Seny i rauxa

En la cultura popular catalana hay un debate tradicional entre el seny (la sensatez) y la rauxa (el arrebato). Estos dos principios, aunque parezcan contradictorios, pueden darse a la vez en una misma persona. Ambas cualidades serían inherentes a los catalanes, según afirman los seguidores del modelo herderiano del Sturm und Drang. Esta posición la abrazan los separatistas y los separadores en su concepción del Volksgeist, «espíritu nacional», o alma colectiva catalana atribuida a quienes vivimos en la vieja «Marca hispánica». Seny y rauxa serían rasgos de los catalanes, inmutables a lo largo de la historia, y que les habrían diferenciado del resto de los españoles.

El seny se podría definir como la percepción ecuánime previa a la acción mediante una ausencia de pasión distorsionante en el momento de obrar o emitir un juicio, una especie de «flema inglesa» comparable a «la mesura» castellana que aparece en el Cantar de Mío Cid o a la sagesse según describen los franceses. El seny bien podría ser una característica de los catalanes que nos sentimos españoles y nos consideramos libres de nacionalismo, puesto que estamos soportando estoicamente desde hace decenios, una agresiva campaña de propaganda antiespañola a través de los medios públicos y privados al servicio de la causa separatista. Mantenemos el seny sin agresividad, pese a ser sistemáticamente insultados y vilipendiados.

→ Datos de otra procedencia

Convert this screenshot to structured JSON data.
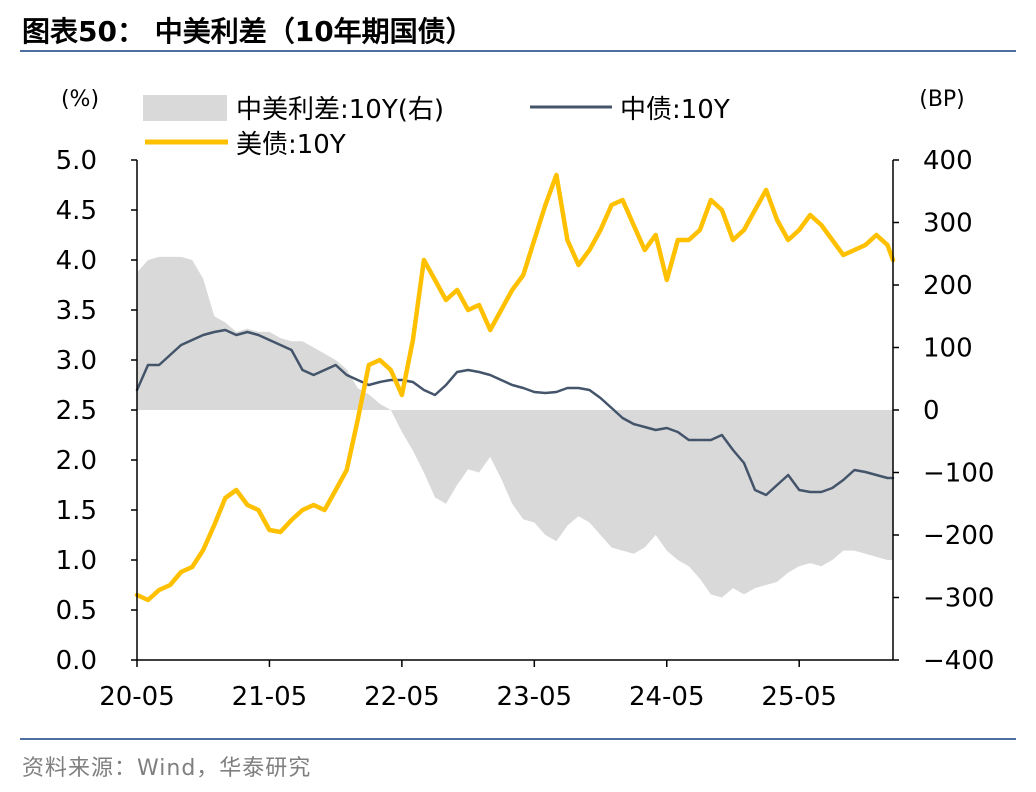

Los separatistas no tienen entre sus cualidades el seny, sino la rauxa, o incluso el «odio», siendo precisos. La rauxa separadora surgió del romanticismo que engendró al nacionalismo, y este a su vez gestó el subproducto del separatismo. El independentismo catalán ha creado una erupción artificiosa de sentimientos excluyentes, ha inflamado visceralmente a la sociedad catalana y amenaza con un grave enfrentamiento civil en los próximos meses. Marcelino Menéndez y Pelayo caracterizó al gran assenyat que fuera Jaime Balmes como una persona «iluminada por la antorcha del sentido común, y asido siempre a la realidad de las cosas». Balmes fue hombre de su tiempo, de un desbordante optimismo histórico. Propuso la solución dinástica con el matrimonio de Isabel II y el conde de Montemolín, heredero del pretendiente carlista, para poner punto final a la contienda carlista.

José Ferrater Mora escribió en 1944 sobre las cuatro formas de vida catalana: la continuidad, el seny, la mesura y la ironía. Ferrater Mora decía que vivir con seny consistía en no sacrificarlo todo a una sola cosa y en integrar la sensatez, la prudencia y la cordura. Josep Pla consideraba el seny como la constatación del individualismo catalán.

Frente a la tesis del seny de los catalanes existe la antítesis de la rauxa –arrebato– que podría evidenciarse en la desmesura de Ramón Llull en la conquista de tierra santa o los arrebatos crematísticos de Salvador Dalí. La rauxa está en muchas de las reacciones históricas que tuvieron lugar en Cataluña, siempre protagonizadas por los sectores más radicales. Ya bien sean las bullangas producidas después de una mala corrida de toros o cuando los atentados anarquistas de la «Rosa del Foc», o la Cataluña asesina del Frente Popular de julio de 1936.

Jaime Vicens Vives, al señalar que las gestas subversivas han sido consideradas como efemérides patrióticas, predijo que la rauxa sería la base psicológica de las acciones subversivas catalanas, la justificación histórica del «todo o nada», la negación del ideal de compromiso y de pacto dictado por el seny colectivo. Como simiente revolucionaria, en muchas ocasiones históricas, el predominio de la rauxa ha desestabilizado a Cataluña y el resto de España.

En la lucha entre el seny de la unión y la rauxa separatista, se vislumbra la eterna confrontación entre la virtud y el pecado, una dicotomía similar a la del yin y el yang del budismo. Sin seny, la rauxa lleva a la confrontación. La rauxa debe someterse al seny. La mesura del seny debe sujetar el entusiasmo de la rauxa.

El Estado tiene ahora ante sí la posibilidad de anteponer el seny y la cordura a la rauxa y locura separatista mediante un plan de acción contundente de propaganda y afectos simbólicos. Es cuestión de voluntad y de recursos.

Ferrán Brunet, fundador de Societat Civil Catalana.